Money Can’t Buy A Clear Conscience
Posted by BRIAN HORROBIN on July 11, 2013 in COLUMNS, FEATURED STORIES, RELIGION AND SPORTS BY PASTOR BRIAN HORROBIN
In fact, it’s often what happens off the field that gets the most attention. The recent arrest of New England Patriots’ tight end, Aaron Hernandez, on murder charges highlights an ever-growing trend of high-paid athletes making poor decisions away from the game and ruining their careers in the process. It is hard to read one of these sad stories of successful-players-gone-bad without feeling skeptical of every good, young player taken in a draft. Who can you trust these days?
Enter San Francisco Giants’ pitcher, Jeremy Affeldt. The veteran reliever signed a contract back in 2010, which gave him $500,000 more than was actually agreed upon. The conscience-stricken hurler chose to do the right thing and give the money back to the ball club. Since the ink had already dried Affeldt was actually entitled to keep the money, as it was a mistake on the Giants’ part. Even an assistant General manager encouraged him to keep the windfall. However, Jeremy Affeldt is not like most athletes. No, in this world of fat salaries and sometimes even fatter egos, he chose principle over prosperity.
Said Affeldt, “I talked to Bobby (the Giants’ GM, Bobby Evans) the next day and said, ‘I can’t take that money. I won’t sleep well at night knowing I took that money because every time I open my paycheck I’ll know it’s not right.’”
The point is not really the money, even though the amount is very significant. Yes, it was half a million dollars! I think we can get all bogged down in the amount and lose sight of the actual act of integrity. If Jeremy Affeldt was buying a couple of packs of gum at the local Dollar Tree, was given 89 cents too much change, and then went back and returned it, would we be hearing about it from the sports media? Likely not. But to the Lord, the principle is the same. If something doesn’t belong to you, give it back. It’s the right thing to do and someone who walks in integrity does the right thing because it’s the right thing to do.

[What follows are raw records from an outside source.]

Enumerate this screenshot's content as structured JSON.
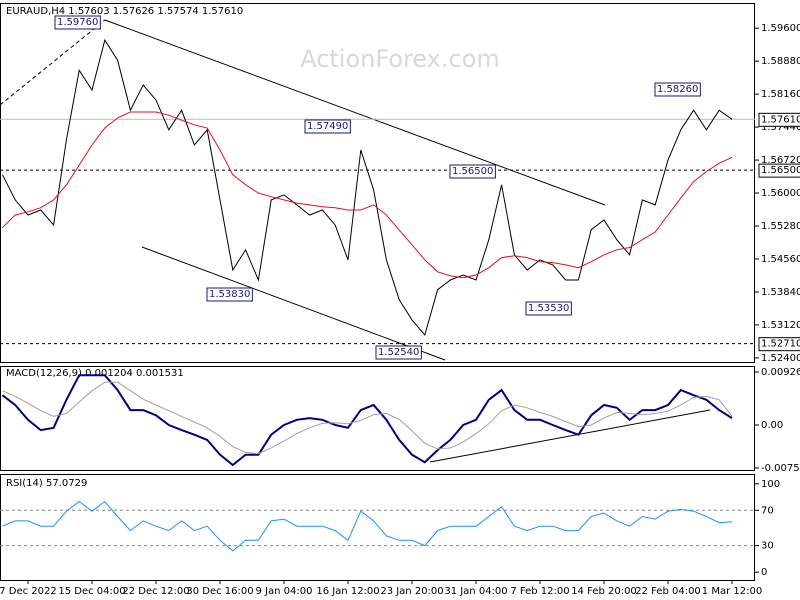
{
  "chart_data": [
    {
      "type": "line",
      "title": "EURAUD,H4  1.57603 1.57626 1.57574 1.57610",
      "watermark": "ActionForex.com",
      "categories": [
        null,
        null,
        "7 Dec 2022",
        null,
        null,
        null,
        null,
        "15 Dec 04:00",
        null,
        null,
        null,
        null,
        "22 Dec 12:00",
        null,
        null,
        null,
        null,
        "30 Dec 16:00",
        null,
        null,
        null,
        null,
        "9 Jan 04:00",
        null,
        null,
        null,
        null,
        "16 Jan 12:00",
        null,
        null,
        null,
        null,
        "23 Jan 20:00",
        null,
        null,
        null,
        null,
        "31 Jan 04:00",
        null,
        null,
        null,
        null,
        "7 Feb 12:00",
        null,
        null,
        null,
        null,
        "14 Feb 20:00",
        null,
        null,
        null,
        null,
        "22 Feb 04:00",
        null,
        null,
        null,
        null,
        "1 Mar 12:00"
      ],
      "series": [
        {
          "color": "#000000",
          "values": [
            1.564,
            1.5585,
            1.5552,
            1.5563,
            1.553,
            1.5716,
            1.5868,
            1.5825,
            1.5934,
            1.589,
            1.5781,
            1.5836,
            1.5803,
            1.5738,
            1.5781,
            1.5705,
            1.5738,
            1.5585,
            1.5432,
            1.5476,
            1.541,
            1.5585,
            1.5596,
            1.5574,
            1.5552,
            1.5563,
            1.553,
            1.5454,
            1.5694,
            1.5607,
            1.5454,
            1.5367,
            1.5323,
            1.529,
            1.5389,
            1.541,
            1.5421,
            1.541,
            1.5498,
            1.5618,
            1.5465,
            1.5432,
            1.5454,
            1.5443,
            1.541,
            1.541,
            1.552,
            1.5541,
            1.5498,
            1.5465,
            1.5585,
            1.5574,
            1.5672,
            1.5738,
            1.5781,
            1.5738,
            1.5781,
            1.5761
          ]
        },
        {
          "color": "#e0101a",
          "values": [
            1.5524,
            1.5552,
            1.5559,
            1.5568,
            1.5585,
            1.5618,
            1.5661,
            1.5705,
            1.5742,
            1.5764,
            1.5777,
            1.5777,
            1.5777,
            1.577,
            1.5759,
            1.5749,
            1.5742,
            1.5694,
            1.564,
            1.5618,
            1.56,
            1.5592,
            1.5585,
            1.5578,
            1.5574,
            1.557,
            1.5568,
            1.5563,
            1.5563,
            1.5574,
            1.5552,
            1.5519,
            1.5487,
            1.5454,
            1.5428,
            1.5419,
            1.5415,
            1.5421,
            1.5437,
            1.5459,
            1.5463,
            1.5459,
            1.545,
            1.5448,
            1.5443,
            1.5437,
            1.545,
            1.5465,
            1.5476,
            1.5481,
            1.5498,
            1.5515,
            1.5552,
            1.5589,
            1.5625,
            1.5647,
            1.5665,
            1.5678
          ]
        }
      ],
      "ylim": [
        1.5231,
        1.6015
      ],
      "yticks": [
        {
          "value": 1.596,
          "label": "1.59600"
        },
        {
          "value": 1.5888,
          "label": "1.58880"
        },
        {
          "value": 1.5816,
          "label": "1.58160"
        },
        {
          "value": 1.5744,
          "label": "1.57440"
        },
        {
          "value": 1.5672,
          "label": "1.56720"
        },
        {
          "value": 1.56,
          "label": "1.56000"
        },
        {
          "value": 1.5528,
          "label": "1.55280"
        },
        {
          "value": 1.5456,
          "label": "1.54560"
        },
        {
          "value": 1.5384,
          "label": "1.53840"
        },
        {
          "value": 1.5312,
          "label": "1.53120"
        },
        {
          "value": 1.524,
          "label": "1.52400"
        }
      ],
      "hlines": [
        {
          "value": 1.565,
          "label": "1.56500"
        },
        {
          "value": 1.5271,
          "label": "1.52710"
        }
      ],
      "last_price": {
        "value": 1.5761,
        "label": "1.57610"
      },
      "annotations": [
        "1.59760",
        "1.57490",
        "1.56500",
        "1.58260",
        "1.53830",
        "1.52540",
        "1.53530"
      ]
    },
    {
      "type": "line",
      "title": "MACD(12,26,9) 0.001204 0.001531",
      "series": [
        {
          "color": "#00007f",
          "values": [
            0.0052,
            0.0035,
            0.0009,
            -0.0009,
            -0.0005,
            0.0044,
            0.0087,
            0.0087,
            0.0087,
            0.0061,
            0.0026,
            0.0026,
            0.0017,
            0.0,
            -0.0009,
            -0.0017,
            -0.0026,
            -0.0052,
            -0.007,
            -0.0052,
            -0.0052,
            -0.0017,
            0.0,
            0.0009,
            0.0012,
            0.0009,
            0.0,
            -0.0005,
            0.0026,
            0.0035,
            0.0009,
            -0.0026,
            -0.0052,
            -0.0065,
            -0.0044,
            -0.0026,
            0.0,
            0.0009,
            0.0044,
            0.0061,
            0.0026,
            0.0009,
            0.0009,
            0.0,
            -0.0009,
            -0.0017,
            0.0017,
            0.0035,
            0.003,
            0.0009,
            0.0026,
            0.0026,
            0.0035,
            0.0061,
            0.0052,
            0.0044,
            0.0026,
            0.001204
          ]
        },
        {
          "color": "#a0a0a0",
          "values": [
            0.006,
            0.005,
            0.0038,
            0.0025,
            0.0015,
            0.002,
            0.004,
            0.006,
            0.0075,
            0.0075,
            0.006,
            0.0045,
            0.0035,
            0.0025,
            0.0015,
            0.0005,
            -0.0005,
            -0.002,
            -0.0038,
            -0.0048,
            -0.005,
            -0.004,
            -0.0028,
            -0.0015,
            -0.0005,
            0.0003,
            0.0004,
            0.0002,
            0.0008,
            0.0018,
            0.002,
            0.001,
            -0.001,
            -0.0032,
            -0.0042,
            -0.004,
            -0.003,
            -0.0015,
            0.0002,
            0.0025,
            0.0035,
            0.003,
            0.0022,
            0.0015,
            0.0006,
            -0.0003,
            0.0,
            0.0012,
            0.0022,
            0.002,
            0.0018,
            0.002,
            0.0024,
            0.0035,
            0.0048,
            0.005,
            0.0044,
            0.001531
          ]
        }
      ],
      "ylim": [
        -0.00787,
        0.01031
      ],
      "yticks": [
        0.009263,
        {
          "value": 0,
          "label": "0.00"
        },
        -0.007517
      ]
    },
    {
      "type": "line",
      "title": "RSI(14) 57.0729",
      "series": [
        {
          "color": "#1e90ff",
          "values": [
            52,
            58,
            58,
            52,
            52,
            69,
            80,
            69,
            80,
            63,
            47,
            58,
            52,
            47,
            58,
            47,
            52,
            36,
            24,
            36,
            36,
            58,
            60,
            52,
            52,
            52,
            47,
            36,
            69,
            58,
            41,
            36,
            36,
            30,
            47,
            52,
            52,
            52,
            63,
            74,
            52,
            47,
            52,
            52,
            47,
            47,
            63,
            67,
            58,
            52,
            63,
            60,
            69,
            71,
            69,
            63,
            56,
            57
          ]
        }
      ],
      "ylim": [
        -8.9,
        111.1
      ],
      "yticks": [
        100,
        70,
        30,
        0
      ]
    }
  ]
}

Period. No photo op. No bells and whistles.
Today, Jeremy Asffeldt is $500,000 poorer but spiritually richer and a whole world wiser because of the choice he made that day.
In Psalm 15 we read, “LORD, who may dwell in your sanctuary? Who may live on your holy hill? He whose walk is blameless and who does what is righteous… who does his neighbour no wrong… who keeps his oath even when it hurts.” Is it any wonder that this past winter Jeremy Affeldt was given a lucrative 3-year contract with the Giants? Money can buy a lot of things but one thing it cannot buy is a clear conscience. Just ask Jeremy Affeldt.